雇用や住宅価格の動向などに基づけば、米国経済の回復の道筋はみえてこない。みえてこないばかりか、金融の不安定性が高まり、それが経済を再び撹乱する恐れもでてきている。金融危機を引き起こした張本人は焼け太りの状態となり、金融危機以前と米経済構造はさして変わっていない。これでは、近いうちに、また金融バブルが膨らみ、破裂するという愚が繰り返されることになる。

実体経済に必要な貨幣量をはるかに上回る貨幣を供給することは、放蕩息子にカネを与えることと同じだ。ろくでもないことに湯水のように使い、すってんてんになるのは目に見えている。米国のマネタリーベース(MB)・名目GDP比率は13.3%と金融危機以前に比べると2倍以上である。因みに日本のMBはGDPの20%と米国よりも6ポイント以上高く、しかもこの状態を長期間、続けていることから、日本経済はマネー漬けとなっている。マネー漬けとなっても、一向に景気がよくならないのは、実体経済の必要量をはるかに超えている部分の多くは日々の暮らしの中に入ってきていないからだ。日米の中央銀行によって供給されたマネーは、放蕩息子の浪費のように良からぬところで使われているのである。マネーを野放図にしている付けは、必ずバブル発生・破裂という形で回ってくることを、中央銀行は肝に銘じなければならない。

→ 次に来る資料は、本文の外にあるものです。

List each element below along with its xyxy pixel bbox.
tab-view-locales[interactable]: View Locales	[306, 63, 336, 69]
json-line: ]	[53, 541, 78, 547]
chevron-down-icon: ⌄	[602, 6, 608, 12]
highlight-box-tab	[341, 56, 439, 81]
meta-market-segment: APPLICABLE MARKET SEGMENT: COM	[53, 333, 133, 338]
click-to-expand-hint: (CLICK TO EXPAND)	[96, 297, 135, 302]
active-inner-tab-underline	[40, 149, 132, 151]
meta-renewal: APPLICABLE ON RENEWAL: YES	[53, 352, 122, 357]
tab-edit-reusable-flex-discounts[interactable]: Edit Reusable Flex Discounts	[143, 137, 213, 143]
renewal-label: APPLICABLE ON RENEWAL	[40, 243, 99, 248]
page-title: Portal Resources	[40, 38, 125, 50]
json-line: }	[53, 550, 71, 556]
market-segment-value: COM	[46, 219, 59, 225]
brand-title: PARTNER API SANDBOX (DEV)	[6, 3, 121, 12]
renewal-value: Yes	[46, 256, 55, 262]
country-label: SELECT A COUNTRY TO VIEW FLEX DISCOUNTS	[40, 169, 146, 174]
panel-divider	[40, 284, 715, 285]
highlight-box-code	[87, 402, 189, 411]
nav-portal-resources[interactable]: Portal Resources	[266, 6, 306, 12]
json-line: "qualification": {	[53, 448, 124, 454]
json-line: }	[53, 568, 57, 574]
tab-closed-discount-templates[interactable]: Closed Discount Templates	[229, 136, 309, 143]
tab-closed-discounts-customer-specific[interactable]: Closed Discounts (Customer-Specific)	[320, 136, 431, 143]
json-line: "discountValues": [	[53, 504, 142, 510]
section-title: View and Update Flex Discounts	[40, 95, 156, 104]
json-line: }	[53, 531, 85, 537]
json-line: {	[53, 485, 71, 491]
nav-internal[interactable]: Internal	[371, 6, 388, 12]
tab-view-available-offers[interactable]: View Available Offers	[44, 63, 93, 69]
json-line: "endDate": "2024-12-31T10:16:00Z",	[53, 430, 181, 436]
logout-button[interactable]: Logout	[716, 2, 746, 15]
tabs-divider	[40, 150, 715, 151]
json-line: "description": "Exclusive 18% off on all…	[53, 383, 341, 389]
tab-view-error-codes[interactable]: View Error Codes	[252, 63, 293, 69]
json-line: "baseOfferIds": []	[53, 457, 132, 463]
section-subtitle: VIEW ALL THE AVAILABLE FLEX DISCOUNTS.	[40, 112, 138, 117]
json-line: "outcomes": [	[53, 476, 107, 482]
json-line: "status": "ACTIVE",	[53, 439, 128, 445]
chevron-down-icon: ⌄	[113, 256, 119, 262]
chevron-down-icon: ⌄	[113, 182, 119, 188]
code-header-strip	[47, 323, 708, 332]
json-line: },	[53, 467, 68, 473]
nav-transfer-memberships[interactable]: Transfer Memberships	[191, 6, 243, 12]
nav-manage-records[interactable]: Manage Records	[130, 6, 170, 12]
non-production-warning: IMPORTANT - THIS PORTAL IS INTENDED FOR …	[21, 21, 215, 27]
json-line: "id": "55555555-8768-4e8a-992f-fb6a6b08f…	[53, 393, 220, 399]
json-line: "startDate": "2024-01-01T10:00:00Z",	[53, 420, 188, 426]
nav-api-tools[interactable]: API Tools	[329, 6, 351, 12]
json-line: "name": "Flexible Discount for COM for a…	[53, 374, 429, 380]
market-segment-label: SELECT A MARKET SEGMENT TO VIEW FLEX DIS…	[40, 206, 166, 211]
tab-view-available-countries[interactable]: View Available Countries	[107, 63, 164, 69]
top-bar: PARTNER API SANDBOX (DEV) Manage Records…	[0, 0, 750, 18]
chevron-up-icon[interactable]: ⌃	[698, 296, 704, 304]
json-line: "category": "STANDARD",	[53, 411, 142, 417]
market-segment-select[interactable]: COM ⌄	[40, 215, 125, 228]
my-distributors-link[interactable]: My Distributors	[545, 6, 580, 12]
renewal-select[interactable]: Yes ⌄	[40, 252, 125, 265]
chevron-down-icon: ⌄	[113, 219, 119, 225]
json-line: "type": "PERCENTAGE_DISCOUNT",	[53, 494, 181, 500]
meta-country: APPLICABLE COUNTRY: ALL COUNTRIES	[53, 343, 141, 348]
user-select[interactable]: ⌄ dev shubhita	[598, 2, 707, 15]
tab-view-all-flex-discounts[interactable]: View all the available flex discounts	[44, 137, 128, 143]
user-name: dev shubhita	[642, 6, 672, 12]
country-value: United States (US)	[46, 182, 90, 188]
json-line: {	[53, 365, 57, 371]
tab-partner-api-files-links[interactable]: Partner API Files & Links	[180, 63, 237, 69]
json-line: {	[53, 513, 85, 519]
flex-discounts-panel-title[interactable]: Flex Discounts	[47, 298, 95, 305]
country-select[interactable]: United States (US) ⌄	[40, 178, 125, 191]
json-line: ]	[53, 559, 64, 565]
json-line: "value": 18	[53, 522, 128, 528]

欧州がアイルランド支援を決め、ECBが資金供給や国債買い取りの継続を発表したことで、ひとまず欧州の金融が落ち着き、投機筋がマネーゲームに参戦してきたように思う。だが、欧州経済が厳しい状況に置かれていることは間違いなく、度々、今回のような危機が起こるだろう。財政を建て直すために、緊縮財政を強いられる国の経済は今年よりも悪化し、政治的な問題が噴出し、経済が混乱する可能性が高い。

EUの経済見通しによると、ユーロ圏の実質GDP成長率は2011年、1.5%と今年より0.2ポイント低くなる。現在、一人勝ちのドイツの減速がユーロ圏に大きく影響する見通しである。青息吐息のアイルランドは今年の-0.2%から0.9%へとプラスを見込んでいるが、金融部門が脆弱で財政を絞るとなれば、プラス成長は非現実的だ。為替の調整メカニズムが作用しないため、引き続き欧州の支援で再生を図るしかない。